Expatica news

Number of people living alone doubles in 10 years

1 December 2004

MADRID- The number of people living alone in Spain has more than doubled in the past decade, according to new data released.

Spain’s National Statistics Office (INE) said 2.9 million people were living on their own in 2001– a rise from 1.6m in 1991.

Analysts said the change was due to the increase in the number of homes, partly explained by Spain’s current housing boom, and the comparatively small rise in the population – only five percent.

The study, conducted into how the Spanish home has changed in recent years, found most homes had two people living together.

This amounted for 25 percent of all households in Spain.

In just over a fifth of housholds or 21.5 percent, four people lived together.

There were four people living in 21.3 percent of houses and 20.3 percent had only one resident.

The number of homes in which one person lived had risen from  593.000 in 1991 to 1,210,697 ten years later.

The number of young people, between 25-34, living alone has tripled.

But the number of women over 65 who live alone has risen to 49 percent of this age range.

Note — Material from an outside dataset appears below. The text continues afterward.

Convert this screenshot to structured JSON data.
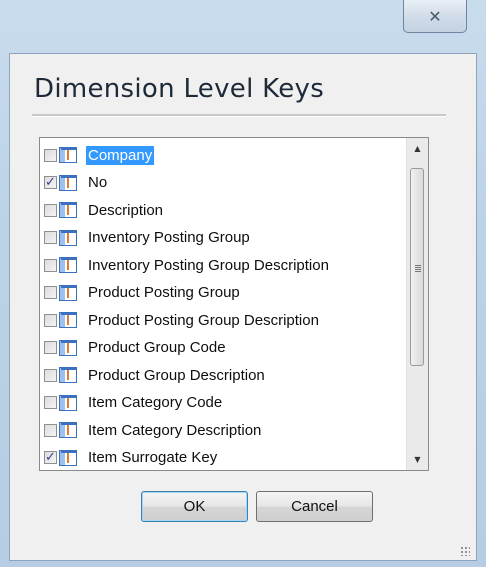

Analysts said the rise in the divorce rate had also played a part in the increase in people living alone.
 
In 1991, there were only 82,000 divorcees or separated people living on their own, while this figure had risen to 167,000 men and 105,000 women in 2001.

There were 11 million nuclear families.
 
More than a third of young people between 25 and 34 live with their parents (37 percent).
 
And 1.8 million carry on living with their parents after they have bought flats or homes of their own.